My friend and colleague Kat Bailey at APSU has some great observations on Lessons from the Game Culture for Education. For instance:

[E]xperience is the heart of learning, it is the best teacher. Flat knowledge in books or lectures are leap points for learning, but activity is the key to success in the learning cycle.

This shows something of why Second Life can be an important factor in teaching a variety of subjects, but it obviously goes much more broadly than that. It’s not so much that Kat gets at a reason to use games and game environments in teaching, but rather that she gets at the very nature of learning.

Here’s another one:

Too often, we define learning by objectives, assessments and due dates. The experience of learning can be described but not explained by statistics.

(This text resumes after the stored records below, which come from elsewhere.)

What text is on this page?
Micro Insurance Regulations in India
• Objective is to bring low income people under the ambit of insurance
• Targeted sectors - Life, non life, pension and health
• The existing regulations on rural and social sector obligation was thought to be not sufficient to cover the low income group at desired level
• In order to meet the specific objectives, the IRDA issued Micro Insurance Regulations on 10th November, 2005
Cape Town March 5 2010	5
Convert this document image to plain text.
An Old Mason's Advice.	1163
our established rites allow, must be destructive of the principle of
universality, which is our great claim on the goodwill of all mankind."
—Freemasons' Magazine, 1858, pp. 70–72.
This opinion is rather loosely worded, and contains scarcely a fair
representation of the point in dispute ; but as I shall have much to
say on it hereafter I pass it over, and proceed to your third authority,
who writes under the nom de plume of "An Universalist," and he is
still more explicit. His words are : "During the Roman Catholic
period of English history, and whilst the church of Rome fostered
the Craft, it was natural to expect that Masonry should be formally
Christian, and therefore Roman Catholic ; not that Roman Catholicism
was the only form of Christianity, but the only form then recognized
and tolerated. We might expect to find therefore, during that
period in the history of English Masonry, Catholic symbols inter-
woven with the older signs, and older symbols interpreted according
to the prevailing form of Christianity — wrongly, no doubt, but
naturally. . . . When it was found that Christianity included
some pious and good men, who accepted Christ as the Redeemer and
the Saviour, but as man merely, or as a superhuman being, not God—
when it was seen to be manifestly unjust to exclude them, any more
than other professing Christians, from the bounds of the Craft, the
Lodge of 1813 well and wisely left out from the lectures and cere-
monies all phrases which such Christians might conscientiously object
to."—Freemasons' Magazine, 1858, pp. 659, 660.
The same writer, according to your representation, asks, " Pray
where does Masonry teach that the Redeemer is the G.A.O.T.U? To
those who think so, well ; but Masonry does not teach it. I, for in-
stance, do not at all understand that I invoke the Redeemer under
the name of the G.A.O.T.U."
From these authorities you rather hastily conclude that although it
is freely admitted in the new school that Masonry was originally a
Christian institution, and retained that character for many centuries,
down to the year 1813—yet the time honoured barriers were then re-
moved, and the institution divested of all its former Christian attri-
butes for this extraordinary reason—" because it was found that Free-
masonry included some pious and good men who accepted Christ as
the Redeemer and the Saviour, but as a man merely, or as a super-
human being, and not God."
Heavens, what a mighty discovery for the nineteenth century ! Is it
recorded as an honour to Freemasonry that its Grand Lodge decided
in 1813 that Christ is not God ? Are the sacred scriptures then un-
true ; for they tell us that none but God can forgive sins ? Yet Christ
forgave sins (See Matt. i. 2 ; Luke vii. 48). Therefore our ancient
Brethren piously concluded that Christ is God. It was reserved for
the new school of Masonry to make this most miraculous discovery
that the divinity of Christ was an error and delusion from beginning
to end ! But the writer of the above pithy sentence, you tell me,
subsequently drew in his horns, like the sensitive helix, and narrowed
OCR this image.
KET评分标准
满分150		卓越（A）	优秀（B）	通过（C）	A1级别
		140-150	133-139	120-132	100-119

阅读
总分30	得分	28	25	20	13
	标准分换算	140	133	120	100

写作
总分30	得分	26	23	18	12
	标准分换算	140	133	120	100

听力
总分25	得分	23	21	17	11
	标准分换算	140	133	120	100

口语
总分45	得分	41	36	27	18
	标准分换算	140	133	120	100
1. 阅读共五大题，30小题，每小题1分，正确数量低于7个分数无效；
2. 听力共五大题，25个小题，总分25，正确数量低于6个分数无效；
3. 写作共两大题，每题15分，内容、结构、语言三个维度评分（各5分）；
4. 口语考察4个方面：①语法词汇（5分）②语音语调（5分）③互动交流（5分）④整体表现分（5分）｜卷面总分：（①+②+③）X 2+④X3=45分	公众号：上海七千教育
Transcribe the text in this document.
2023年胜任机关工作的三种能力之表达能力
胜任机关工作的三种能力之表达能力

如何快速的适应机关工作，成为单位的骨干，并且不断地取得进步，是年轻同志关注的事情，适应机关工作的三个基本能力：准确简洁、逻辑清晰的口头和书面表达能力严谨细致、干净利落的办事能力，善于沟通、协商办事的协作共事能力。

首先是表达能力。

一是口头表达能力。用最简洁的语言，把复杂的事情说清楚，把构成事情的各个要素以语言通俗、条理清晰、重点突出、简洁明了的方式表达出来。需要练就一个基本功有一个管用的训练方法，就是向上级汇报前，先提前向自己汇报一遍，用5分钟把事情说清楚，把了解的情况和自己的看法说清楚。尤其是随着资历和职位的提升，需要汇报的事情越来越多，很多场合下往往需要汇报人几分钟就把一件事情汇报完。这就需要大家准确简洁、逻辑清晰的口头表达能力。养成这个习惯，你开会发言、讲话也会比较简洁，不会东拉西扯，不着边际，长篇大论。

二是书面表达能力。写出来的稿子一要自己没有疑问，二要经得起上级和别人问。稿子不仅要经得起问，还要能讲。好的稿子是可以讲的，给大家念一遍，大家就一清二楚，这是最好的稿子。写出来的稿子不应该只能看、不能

Amen, sister! Preach on! My take: this is not anti-assessment. Just a recognition that the really important stuff goes beyond assessment.

There’s an old story about a drunk searching for something around the base of a street light. A passerby says, “What are you looking for?”

The drunk says, “I lost my watch.”

So the passerby helps look for a bit, and then says, “Are you sure you lost it around here?”

“No, I lost it over there in that alley.”

“Then why are you looking for it over here under the streetlight?”

“This is where the light is. It’s dark over there.”

If we focus only on the stuff that is relatively easy to measure, we are going to miss the important stuff.